The Two Anthems of Denmark

Every country has one national anthem which it uses to represent itself in official functions and occasions. Denmark, along with New Zealand can be considered unique in the sense that it has two, which it uses either alone or played in succession, when the occasion calls for it. Each one though has its primary use.

“Der er et yndigt land”, translated as “There is a lovely land”is Denmark’s official civil anthem. The lyrics were written by Adam Oehlenschläger with music by Hans Ernst Krøyer. There were at least two other melodies considered for use for the same purpose but failed to gain nationwide adoption. 

From the original 12 verses, singing of the song was eventually limited to include the 1st, 3rd, 5th, and last verses. In common use, the first stanza plus the last three lines of the last stanza are sung. It holds equal status with the other national anthem.

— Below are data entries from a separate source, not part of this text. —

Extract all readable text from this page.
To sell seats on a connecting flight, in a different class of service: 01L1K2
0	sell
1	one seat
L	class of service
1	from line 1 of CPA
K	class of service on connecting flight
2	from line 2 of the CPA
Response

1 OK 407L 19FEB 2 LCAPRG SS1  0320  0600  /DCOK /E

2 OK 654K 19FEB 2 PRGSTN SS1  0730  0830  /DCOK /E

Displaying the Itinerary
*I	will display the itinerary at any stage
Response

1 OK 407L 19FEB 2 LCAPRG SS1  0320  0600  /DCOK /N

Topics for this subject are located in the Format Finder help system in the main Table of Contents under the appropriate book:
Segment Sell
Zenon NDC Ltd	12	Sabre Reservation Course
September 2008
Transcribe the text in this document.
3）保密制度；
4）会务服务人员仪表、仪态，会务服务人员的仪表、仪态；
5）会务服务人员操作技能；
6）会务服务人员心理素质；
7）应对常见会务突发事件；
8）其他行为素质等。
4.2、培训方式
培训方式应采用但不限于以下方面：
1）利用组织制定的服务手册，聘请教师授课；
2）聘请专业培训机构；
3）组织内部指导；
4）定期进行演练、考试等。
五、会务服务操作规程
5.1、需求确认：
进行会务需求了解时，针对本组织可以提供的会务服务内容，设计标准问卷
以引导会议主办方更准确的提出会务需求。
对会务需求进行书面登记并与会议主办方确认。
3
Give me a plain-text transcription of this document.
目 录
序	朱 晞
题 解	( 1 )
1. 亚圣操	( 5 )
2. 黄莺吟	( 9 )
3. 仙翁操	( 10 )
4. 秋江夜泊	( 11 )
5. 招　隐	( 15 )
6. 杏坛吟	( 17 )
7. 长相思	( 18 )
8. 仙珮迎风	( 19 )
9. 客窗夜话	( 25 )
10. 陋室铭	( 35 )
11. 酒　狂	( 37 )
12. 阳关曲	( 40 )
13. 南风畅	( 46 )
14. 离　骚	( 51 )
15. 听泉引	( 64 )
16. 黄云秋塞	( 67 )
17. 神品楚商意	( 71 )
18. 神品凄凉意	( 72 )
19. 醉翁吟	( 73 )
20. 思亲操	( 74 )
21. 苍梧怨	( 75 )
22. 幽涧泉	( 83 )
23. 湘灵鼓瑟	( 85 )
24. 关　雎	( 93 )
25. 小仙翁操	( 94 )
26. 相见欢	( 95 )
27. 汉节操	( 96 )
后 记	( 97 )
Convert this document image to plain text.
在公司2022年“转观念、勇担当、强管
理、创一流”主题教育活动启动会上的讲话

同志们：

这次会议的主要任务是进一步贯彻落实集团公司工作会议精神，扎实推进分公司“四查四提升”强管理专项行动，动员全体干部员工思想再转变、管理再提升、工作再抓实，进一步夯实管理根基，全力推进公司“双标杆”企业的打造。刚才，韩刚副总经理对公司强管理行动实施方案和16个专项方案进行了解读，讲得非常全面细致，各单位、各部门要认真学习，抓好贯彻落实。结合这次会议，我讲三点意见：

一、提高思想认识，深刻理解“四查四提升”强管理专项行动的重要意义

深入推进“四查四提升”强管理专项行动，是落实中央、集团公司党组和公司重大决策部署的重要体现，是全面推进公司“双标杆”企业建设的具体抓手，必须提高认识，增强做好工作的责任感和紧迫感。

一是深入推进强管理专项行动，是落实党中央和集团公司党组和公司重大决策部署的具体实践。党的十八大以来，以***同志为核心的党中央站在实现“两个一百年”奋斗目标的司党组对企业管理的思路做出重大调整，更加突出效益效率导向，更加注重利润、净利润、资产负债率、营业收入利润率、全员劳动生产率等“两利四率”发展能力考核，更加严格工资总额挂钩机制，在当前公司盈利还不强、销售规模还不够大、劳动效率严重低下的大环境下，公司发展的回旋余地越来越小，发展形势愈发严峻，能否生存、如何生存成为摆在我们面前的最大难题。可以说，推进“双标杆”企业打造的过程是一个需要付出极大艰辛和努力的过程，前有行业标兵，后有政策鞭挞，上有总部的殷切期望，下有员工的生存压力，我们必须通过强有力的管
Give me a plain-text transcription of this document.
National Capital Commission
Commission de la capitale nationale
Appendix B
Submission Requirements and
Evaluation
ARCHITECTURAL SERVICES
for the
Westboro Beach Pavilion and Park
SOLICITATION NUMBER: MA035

“Kong Christian stod ved hojen mast”which translates to “King Christian stood by the lofty mast”is traditionally used for royal and military functions. It speaks about the heroics of Danish sailors during war in the 17th and 18th centuries. This is sung without fail during New Year’s Eve at midnight. It is known to be one of the oldest national anthems existing today.

The Royal anthem is expected to be played only when royalty is present. In the absence of royalty, the playing of the civil anthem is considered sufficient. Outside of Denmark, the royal anthem usually suffices.